Detecting Multicollinearity
Multicollinearity occurs when two or more features are highly linearly correlated with each other, inflating the variance of regression coefficients and making them unstable and uninterpretable. It does not affect predictions but severely hampers feature importance analysis.
Detecting Multicollinearity with VIF
The Variance Inflation Factor (VIF) quantifies how much the variance of a regression coefficient is inflated due to its correlation with other features. A VIF > 10 indicates severe multicollinearity; > 5 warrants investigation.
Computing VIF with statsmodels
<pre><code class="language-python">import pandas as pd
from statsmodels.stats.outliers_influence import variance_inflation_factor
from sklearn.preprocessing import StandardScaler
df = pd.read_csv("data.csv")
X = df[["age", "income", "spend", "tenure"]].dropna()
# Standardize first (VIF is scale-sensitive)
X_scaled = pd.DataFrame(
StandardScaler().fit_transform(X), columns=X.columns
)
vif_df = pd.DataFrame({
"Feature": X_scaled.columns,
"VIF": [variance_inflation_factor(X_scaled.values, i)

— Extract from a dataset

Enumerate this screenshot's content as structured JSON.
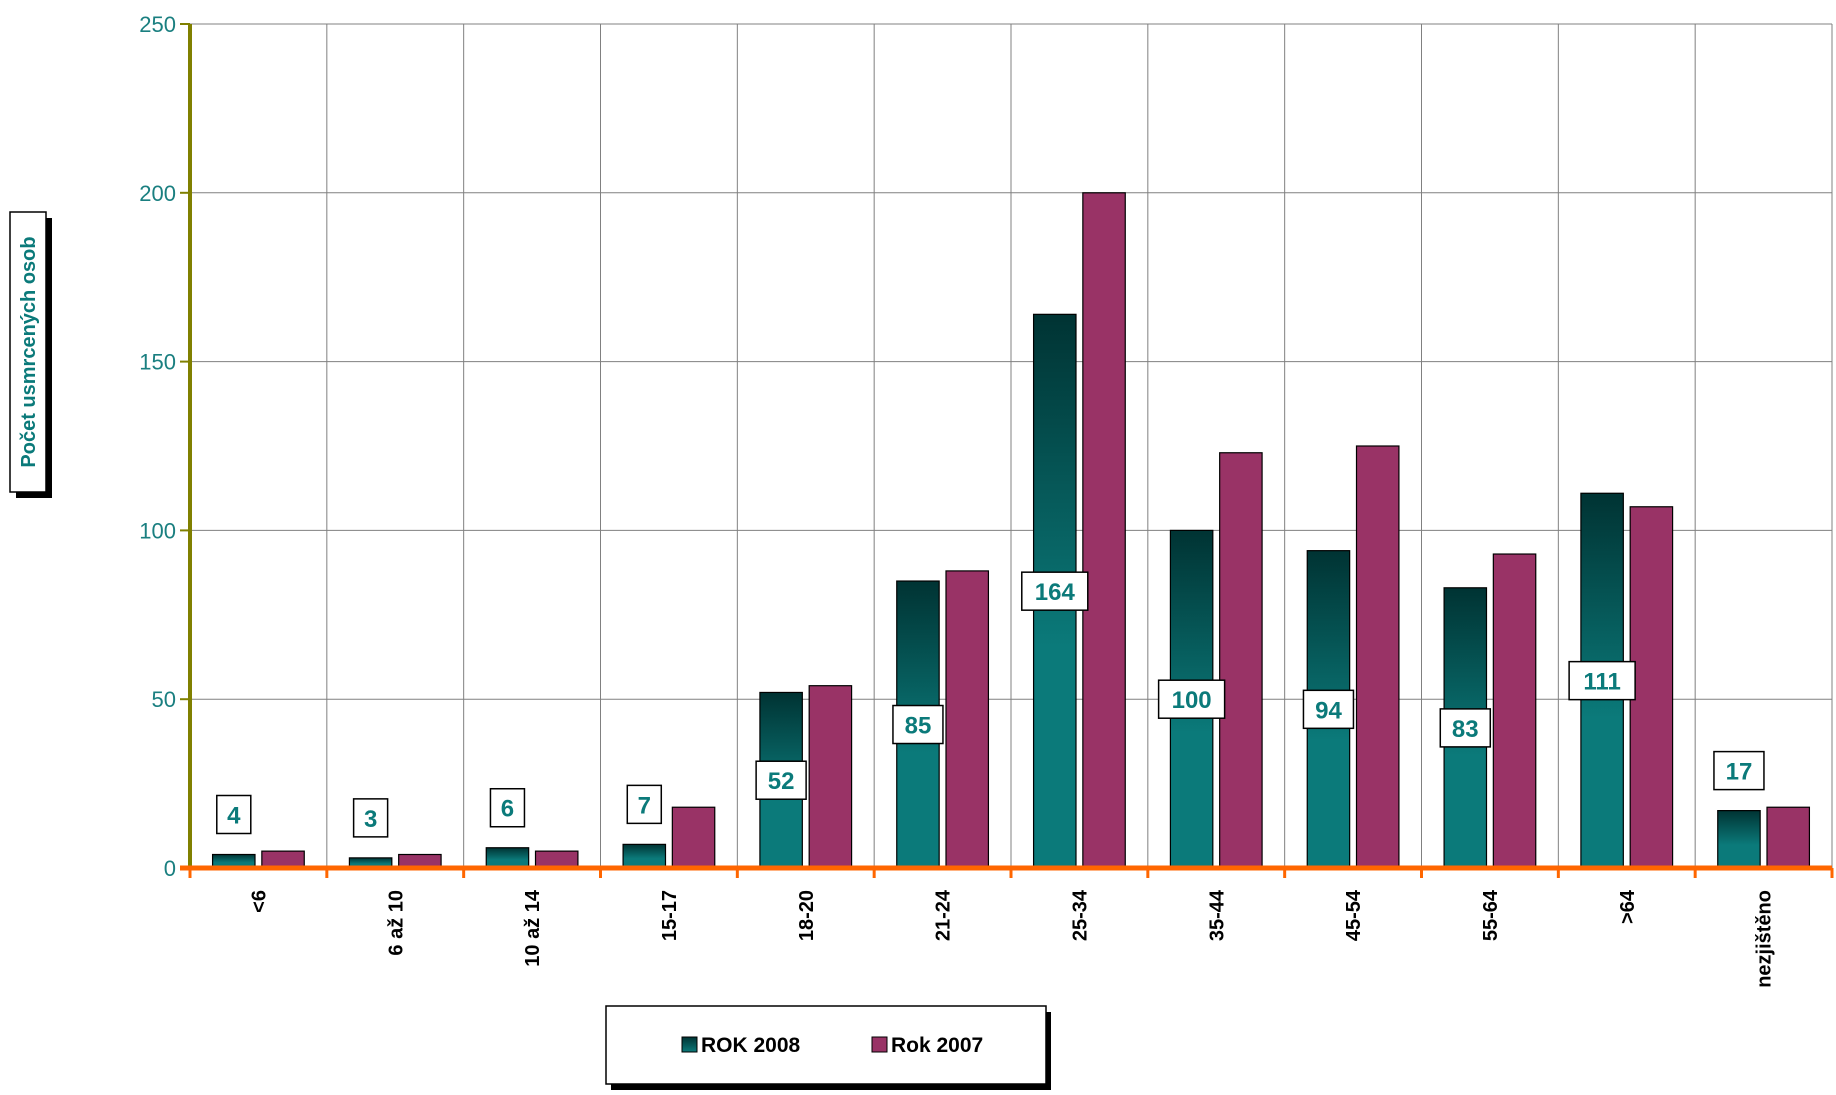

for i in range(X_scaled.shape[1])]
})
print(vif_df.sort_values("VIF", ascending=False))</pre>
Resolving Multicollinearity
The main strategies for handling multicollinearity are: removing one of the correlated features, combining them through PCA, or using regularized regression (Ridge) which handles it implicitly.
Remediation Strategies
- Drop one feature: Remove the feature with the higher VIF from each correlated pair.
- PCA: Collapse correlated features into uncorrelated principal components.
- Ridge Regression: L2 regularization shrinks correlated coefficients toward each other, stabilizing them without removal.
- Domain knowledge: Create a ratio or difference of the correlated features that has a cleaner meaning.